The mnemonic technique mentioned earlier helps easily determine the direction of rotation for positive angles, especially when using a right-hand coordinate system. Curling your fingers around the axis of rotation, as shown in Figure 6, intuitively indicates the direction of positive rotations:

right-hand system: counter-clockwise.
left-hand system: clockwise.

Synthesizing Rotation Matrices

From the insights gained in the preceding chapter, we understand that the act of multiplying matrices effectively amalgamates their transformation effects. With the knowledge of how to enact rotations around each cardinal axis, we are now equipped to craft more intricate rotational dynamics by combining $R_x$, $R_y$, and $R_z$ matrices. For instance, if the aim is to first rotate a point around the x-axis followed by the y-axis, this can be achieved by creating two matrices from $R_x$ and $R_y$ and merging them through matrix multiplication ($R_x * R_y$) to forge a composite $R_{XY}$ matrix that embodies both rotations:

$$R_{XY} = R_X * R_Y$$

It's crucial to note that the sequence of rotations significantly impacts the outcome. Rotating a point initially around the x-axis and subsequently around the y-axis typically yields a distinct result compared to performing these rotations in the reverse order.

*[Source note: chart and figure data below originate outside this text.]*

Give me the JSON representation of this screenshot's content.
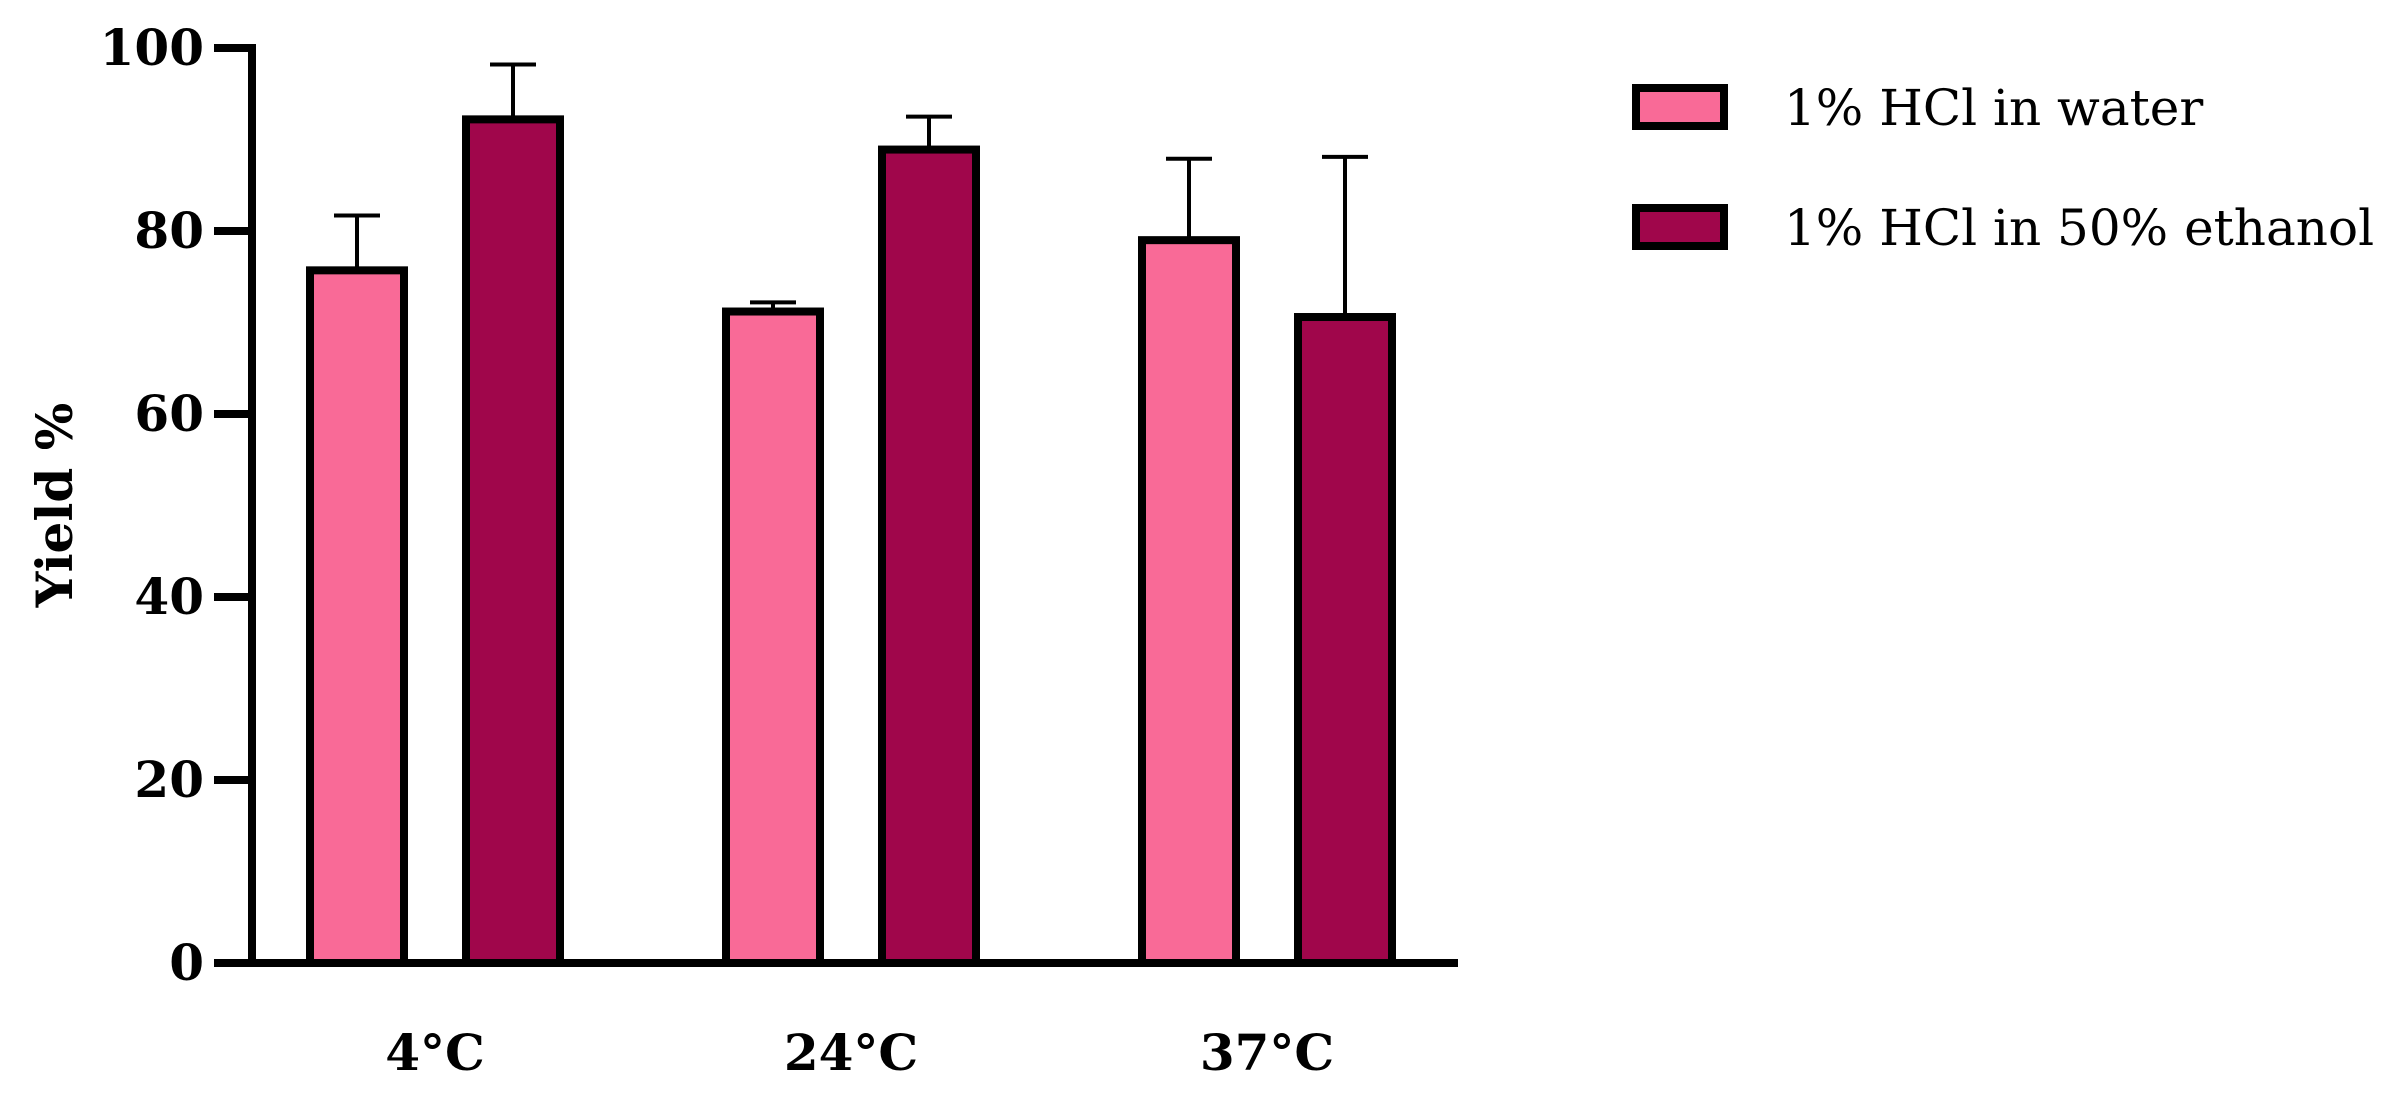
{
  "chart_data": {
    "type": "bar",
    "title": "",
    "xlabel": "",
    "ylabel": "Yield %",
    "ylim": [
      0,
      100
    ],
    "yticks": [
      "0",
      "20",
      "40",
      "60",
      "80",
      "100"
    ],
    "categories": [
      "4°C",
      "24°C",
      "37°C"
    ],
    "series": [
      {
        "name": "1% HCl in water",
        "color": "#F96A97",
        "values": [
          75.7,
          71.2,
          79.0
        ],
        "errors": [
          6.0,
          1.0,
          8.9
        ]
      },
      {
        "name": "1% HCl in 50% ethanol",
        "color": "#A0064B",
        "values": [
          92.2,
          88.9,
          70.6
        ],
        "errors": [
          6.0,
          3.6,
          17.5
        ]
      }
    ],
    "legend_position": "top-right",
    "grid": false,
    "error_bars": "upper"
  }
}
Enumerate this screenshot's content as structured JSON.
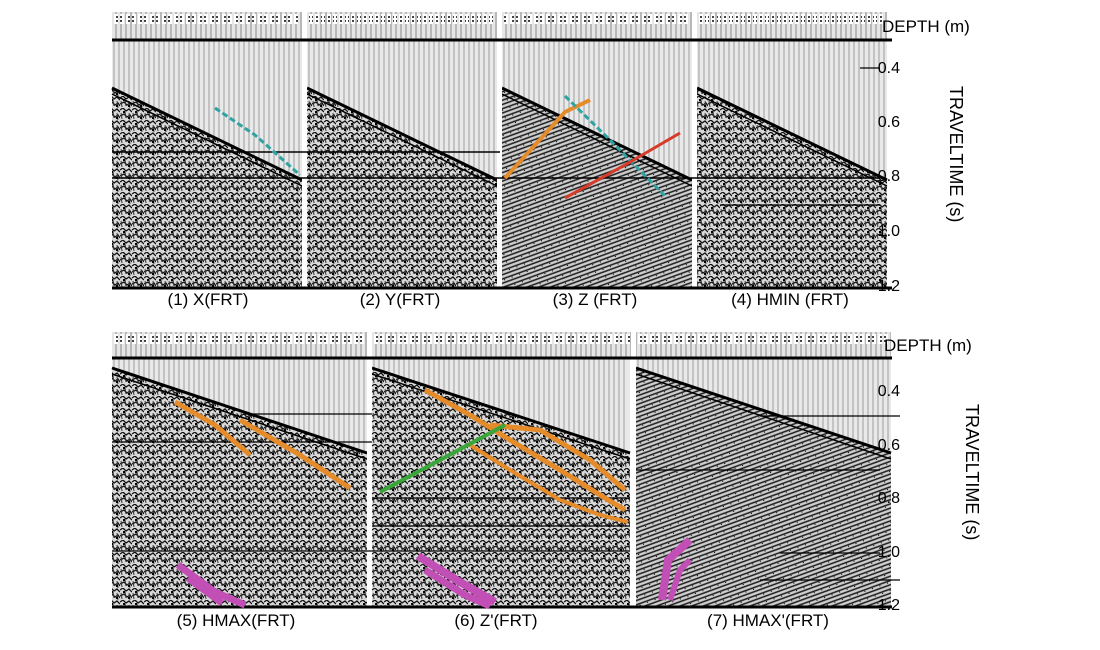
{
  "figure": {
    "top": {
      "depth_label": "DEPTH (m)",
      "axis_title": "TRAVELTIME (s)",
      "ticks": [
        "0.4",
        "0.6",
        "0.8",
        "1.0",
        "1.2"
      ],
      "panels": [
        {
          "caption": "(1)  X(FRT)",
          "picks": [
            {
              "color": "#2fa3a3"
            }
          ]
        },
        {
          "caption": "(2)  Y(FRT)",
          "picks": []
        },
        {
          "caption": "(3)  Z (FRT)",
          "picks": [
            {
              "color": "#e58b2a"
            },
            {
              "color": "#2fa3a3"
            },
            {
              "color": "#d63b2a"
            }
          ]
        },
        {
          "caption": "(4)  HMIN (FRT)",
          "picks": []
        }
      ]
    },
    "bottom": {
      "depth_label": "DEPTH (m)",
      "axis_title": "TRAVELTIME (s)",
      "ticks": [
        "0.4",
        "0.6",
        "0.8",
        "1.0",
        "1.2"
      ],
      "panels": [
        {
          "caption": "(5) HMAX(FRT)",
          "picks": [
            {
              "color": "#e58b2a"
            },
            {
              "color": "#c24fb5"
            }
          ]
        },
        {
          "caption": "(6)  Z'(FRT)",
          "picks": [
            {
              "color": "#e58b2a"
            },
            {
              "color": "#3aa63a"
            },
            {
              "color": "#c24fb5"
            }
          ]
        },
        {
          "caption": "(7)  HMAX'(FRT)",
          "picks": [
            {
              "color": "#c24fb5"
            }
          ]
        }
      ]
    }
  },
  "colors": {
    "orange_pick": "#e58b2a",
    "cyan_pick": "#2fa3a3",
    "red_pick": "#d63b2a",
    "green_pick": "#3aa63a",
    "magenta_pick": "#c24fb5"
  }
}
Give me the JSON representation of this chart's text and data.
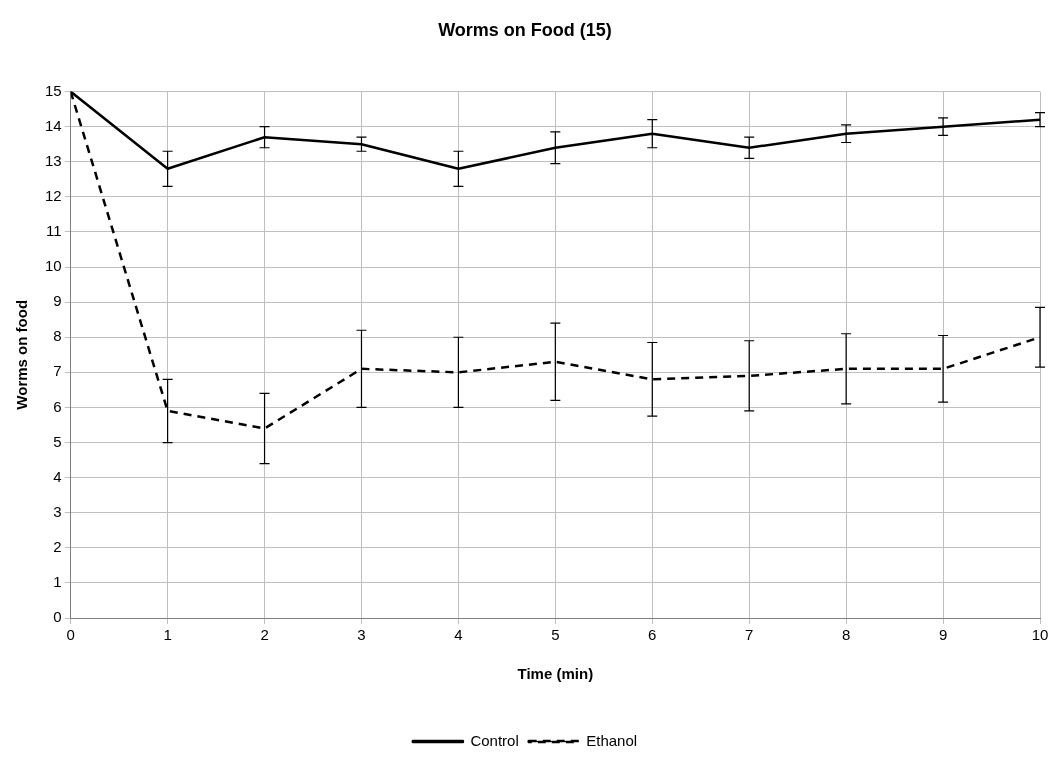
{
  "chart_data": {
    "type": "line",
    "title": "Worms on Food (15)",
    "xlabel": "Time (min)",
    "ylabel": "Worms on food",
    "x": [
      0,
      1,
      2,
      3,
      4,
      5,
      6,
      7,
      8,
      9,
      10
    ],
    "series": [
      {
        "name": "Control",
        "color": "#000000",
        "line_style": "solid",
        "values": [
          15,
          12.8,
          13.7,
          13.5,
          12.8,
          13.4,
          13.8,
          13.4,
          13.8,
          14.0,
          14.2
        ],
        "errors": [
          null,
          0.5,
          0.3,
          0.2,
          0.5,
          0.45,
          0.4,
          0.3,
          0.25,
          0.25,
          0.2
        ]
      },
      {
        "name": "Ethanol",
        "color": "#000000",
        "line_style": "dashed",
        "values": [
          15,
          5.9,
          5.4,
          7.1,
          7.0,
          7.3,
          6.8,
          6.9,
          7.1,
          7.1,
          8.0
        ],
        "errors": [
          null,
          0.9,
          1.0,
          1.1,
          1.0,
          1.1,
          1.05,
          1.0,
          1.0,
          0.95,
          0.85
        ]
      }
    ],
    "xlim": [
      0,
      10
    ],
    "xticks": [
      0,
      1,
      2,
      3,
      4,
      5,
      6,
      7,
      8,
      9,
      10
    ],
    "ylim": [
      0,
      15
    ],
    "yticks": [
      0,
      1,
      2,
      3,
      4,
      5,
      6,
      7,
      8,
      9,
      10,
      11,
      12,
      13,
      14,
      15
    ],
    "grid": true,
    "legend": "bottom",
    "marker": "none"
  }
}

This principle of rotation order is a fundamental aspect in many 3D modeling and animation software like Maya, 3DSMax, Softimage, and Houdini, where users can specify the rotation sequence, such as xyz, among other configurations.

Introducing the Translation Matrix

To facilitate point translations via point-matrix multiplication, the adoption of [4x4] matrices becomes indispensable. Given that our current discussion is constrained to [3x3] matrices, the intricacies of utilizing matrices for translations will be expounded upon in the Transforming Points and Vectors chapter.

Rotations Around an Arbitrary Axis

While it is entirely feasible to devise a routine that rotates a point or vector around any given axis, such an endeavor is deemed beyond the scope of constructing a rudimentary ray tracer. The exploration of this topic is slated for future updates to this lesson series, following a thorough examination of foundational concepts.